Anyone who’s ever handed a phone to their kid knows how fast a playlist can spiral. One minute, it’s R&B, the next it’s Baby Shark. That familiar chaos is what Spotify is finally addressing with managed accounts, a new feature for Premium Family subscribers that gives parents more control over what kids can listen to.
The rollout starts in the US, UK, Canada, Australia, Germany, France, and the Netherlands, after a successful pilot in Ireland and select European markets last year.
Until now, Spotify’s main app offered little flexibility for parents who wanted to filter content without resorting to the limited Spotify Kids app, a separate experience that focused mostly on Disney soundtracks and Kidz Bop. Managed accounts bring everything into one place, letting parents manage listening from the same app they already use.

Inside these new accounts, parents can block explicit songs, podcasts, looping video clips (like Canvas videos), or even specific artists. They can also monitor activity and adjust filters without switching platforms.

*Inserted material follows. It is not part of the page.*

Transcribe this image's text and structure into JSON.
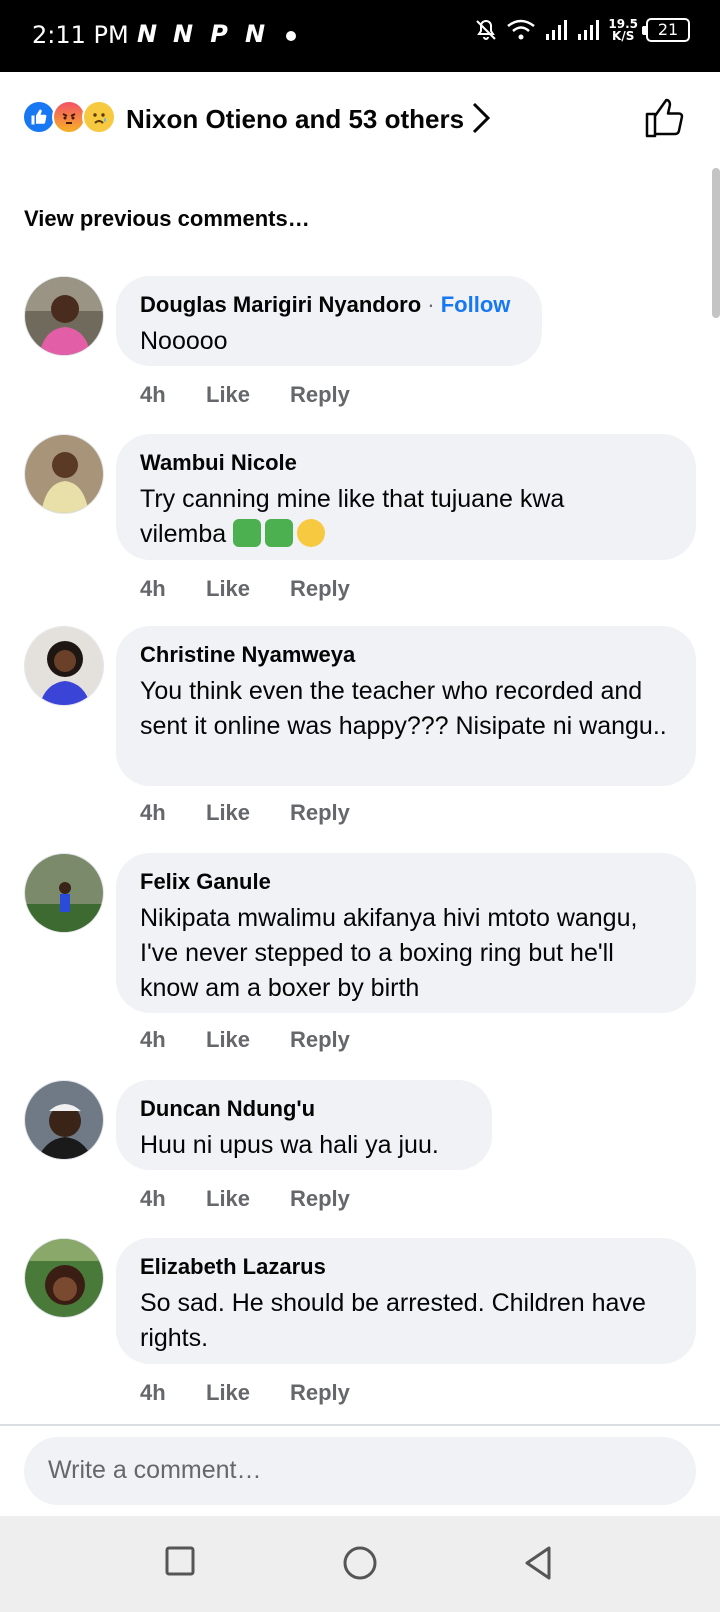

Kids, meanwhile, still get a personalised listening space; they can like songs, build playlists, and receive appropriate recommendations, but none of that data bleeds into the parents’ algorithm or Wrapped results. That means no more random K-pop tracks or cartoon theme songs showing up in your curated playlists.
For added safety, Spotify has stripped out social features. Kids can’t send messages, share tracks, or access age-restricted content. The feature is available through the $19.99 Premium Family plan, which supports up to six users under one roof. You can set it up by heading to your account page > tap Add a Member, then select Add a listener aged under 13.

For many parents, this update is long overdue. It solves one of Spotify’s biggest gaps, the lack of meaningful parental control, while reinforcing its growing focus on personalised data and family safety.
By separating kids’ activity from adult profiles, Spotify is cleaning up algorithms, protecting younger listeners, and strengthening one of its most valuable subscription tiers. It also reflects a wider trend as platforms are starting to adapt to how families actually use them, not just how adults do.
The takeaway:
Spotify’s managed accounts aren’t just about child-friendly playlists but smarter, safer personalization for households. In the battle to keep streaming experiences both private and family-friendly, this is a win for parents, kids, and algorithms alike.